Reincarnated for the digital era, SR Ranganathan would understand these needs.The first Law of Library Science is, Books are for use. Ranganathan hated to see books just accumulate on dusty shelves or be chained to tables without their actually being read. Surely today he would feel the same about ebooks, web content and technology—he would want as many books, other items and services as possible to be available for the masses. The current challenges are formidable. While as many as 100,000 libraries may exist in India, according to P Jayarajan, chair of the IPLM’s advisory committee, some 72 percent of the country’s people live in rural areas. Only a minority will enjoy convenient access to books in India’s 6,40,000 villages.

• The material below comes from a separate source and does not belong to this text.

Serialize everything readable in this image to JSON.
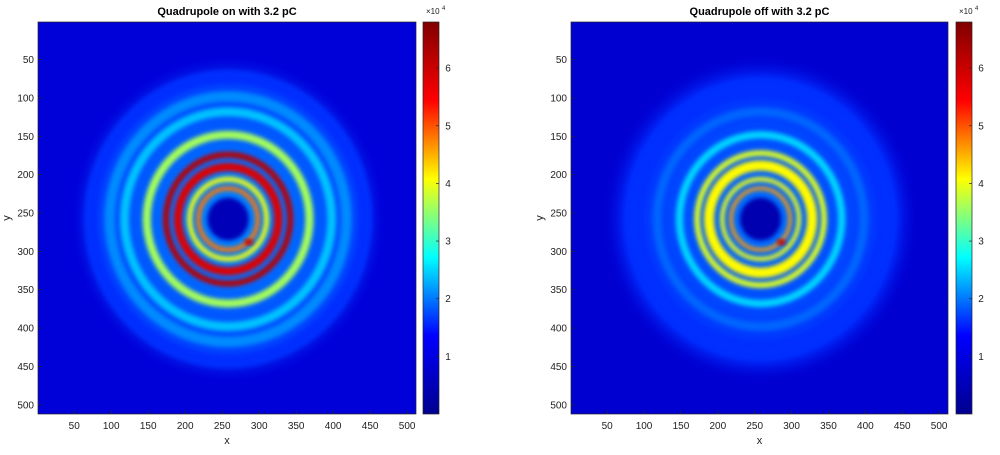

Jayarajan has proposed “one good library for a cluster of ten villages,” besides having “many libraries in towns and cities,” where, today, even educated people don’t use libraries as often as they should.

Coming close to the endowment ideas I envisioned it in 2013 in a digitally oriented version, Jayarajan writes of the possibility of a “Centrally managed India Public Library Fund” with donations from governments, corporations and other sources. I am delighted to see a kindred spirit! But why not focus especially on billionaires—that’s where the real money is? We’re talking about a speck of a speck of the collective fortunes of the super rich.

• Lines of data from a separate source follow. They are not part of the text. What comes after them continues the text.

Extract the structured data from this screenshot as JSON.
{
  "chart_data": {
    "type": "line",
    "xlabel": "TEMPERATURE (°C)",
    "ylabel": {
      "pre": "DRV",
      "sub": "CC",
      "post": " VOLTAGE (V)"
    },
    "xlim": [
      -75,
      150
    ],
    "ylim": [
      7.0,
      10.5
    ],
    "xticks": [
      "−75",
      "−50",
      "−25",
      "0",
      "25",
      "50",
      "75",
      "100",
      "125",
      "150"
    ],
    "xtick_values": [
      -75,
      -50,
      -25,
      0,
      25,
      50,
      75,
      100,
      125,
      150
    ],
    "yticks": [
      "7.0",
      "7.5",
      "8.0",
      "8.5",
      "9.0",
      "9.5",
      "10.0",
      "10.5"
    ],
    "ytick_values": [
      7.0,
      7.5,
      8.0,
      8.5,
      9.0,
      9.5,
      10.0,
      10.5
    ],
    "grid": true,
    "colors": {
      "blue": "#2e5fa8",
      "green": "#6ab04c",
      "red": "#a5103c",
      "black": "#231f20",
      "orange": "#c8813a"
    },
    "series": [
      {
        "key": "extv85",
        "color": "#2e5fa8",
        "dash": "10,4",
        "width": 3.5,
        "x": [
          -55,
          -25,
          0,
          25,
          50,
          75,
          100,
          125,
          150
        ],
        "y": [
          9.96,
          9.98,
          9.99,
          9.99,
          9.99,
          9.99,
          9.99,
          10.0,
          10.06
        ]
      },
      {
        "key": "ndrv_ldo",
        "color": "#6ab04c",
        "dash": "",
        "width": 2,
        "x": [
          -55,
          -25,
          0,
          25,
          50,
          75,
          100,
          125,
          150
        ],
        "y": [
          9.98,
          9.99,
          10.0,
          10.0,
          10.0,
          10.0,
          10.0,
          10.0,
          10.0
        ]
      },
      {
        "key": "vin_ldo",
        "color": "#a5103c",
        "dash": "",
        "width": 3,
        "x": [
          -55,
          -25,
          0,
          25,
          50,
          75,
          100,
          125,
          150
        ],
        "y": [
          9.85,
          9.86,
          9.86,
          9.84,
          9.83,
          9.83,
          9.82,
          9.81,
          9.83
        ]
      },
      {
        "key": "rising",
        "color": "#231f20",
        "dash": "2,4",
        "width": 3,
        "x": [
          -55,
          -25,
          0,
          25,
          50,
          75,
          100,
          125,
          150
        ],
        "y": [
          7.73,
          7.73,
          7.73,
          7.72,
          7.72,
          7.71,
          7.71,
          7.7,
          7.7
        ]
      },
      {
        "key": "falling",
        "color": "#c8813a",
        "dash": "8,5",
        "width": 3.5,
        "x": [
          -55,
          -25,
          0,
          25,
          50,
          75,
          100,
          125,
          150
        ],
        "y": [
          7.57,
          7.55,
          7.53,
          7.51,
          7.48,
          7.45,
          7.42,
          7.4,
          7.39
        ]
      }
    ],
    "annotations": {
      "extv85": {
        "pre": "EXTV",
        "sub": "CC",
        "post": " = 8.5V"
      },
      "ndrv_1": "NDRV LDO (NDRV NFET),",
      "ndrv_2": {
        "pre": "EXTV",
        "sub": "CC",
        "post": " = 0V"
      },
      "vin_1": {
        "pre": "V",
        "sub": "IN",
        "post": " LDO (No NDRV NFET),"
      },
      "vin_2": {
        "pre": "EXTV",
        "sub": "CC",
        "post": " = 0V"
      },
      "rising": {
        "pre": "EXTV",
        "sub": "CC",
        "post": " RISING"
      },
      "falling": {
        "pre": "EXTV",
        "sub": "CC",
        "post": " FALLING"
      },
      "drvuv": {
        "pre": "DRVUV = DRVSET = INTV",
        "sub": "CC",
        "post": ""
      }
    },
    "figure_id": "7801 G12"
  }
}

Of course, if India’s billionaires instead allowed for most of their wealth going for libraries and other needs eventually, in line with the suggestion at GivingPledge.org, a movement created by US billionaires Bill Gates and Warren Buffett, who’s to complain? But I am realistic. As best I can determine, just a fraction of India’s richest citizens have signed (Kiran Mazumdar-Shaw, Azim Premji, Dubai-based Sunny and Sherly Varkey, and Pnc and Sobha Menon). This needs to change in all countries. Billionaires and scions must understand their personal obligations to society. Furthermore, while India’s corporate social responsibility law requires businesses above a certain size to donate two percent of net profits to charities, not all companies are living up to their obligations.

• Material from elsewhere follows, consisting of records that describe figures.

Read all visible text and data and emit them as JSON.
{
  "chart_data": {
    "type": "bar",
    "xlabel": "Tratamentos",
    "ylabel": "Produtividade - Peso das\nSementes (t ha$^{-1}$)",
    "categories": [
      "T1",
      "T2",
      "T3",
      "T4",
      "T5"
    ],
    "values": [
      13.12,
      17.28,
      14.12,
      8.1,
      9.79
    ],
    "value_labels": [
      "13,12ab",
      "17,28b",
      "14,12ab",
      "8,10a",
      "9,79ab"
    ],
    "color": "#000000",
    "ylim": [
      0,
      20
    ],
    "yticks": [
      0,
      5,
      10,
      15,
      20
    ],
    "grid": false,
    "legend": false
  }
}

The good news is that IPLM already exists and can advocate the creation of an endowment, or the use of existing organizations as an equivalent. But will those 84 billionaires oblige? One start might be for India Legal readers and their friends to take part in a polite Twitter campaign directed at @MukeshAAmbani and his fellow billionaires—while emailing other publications and broadcasters and asking them to spread the word. “If American business tycoon can be the US President, are there any possibilities for me to become next India’s PM?” Ambani tweeted recently, perhaps serious, perhaps not. His support of the endowment would help show voters, and posterity, that he was more than just the owner of a billion-dollar house.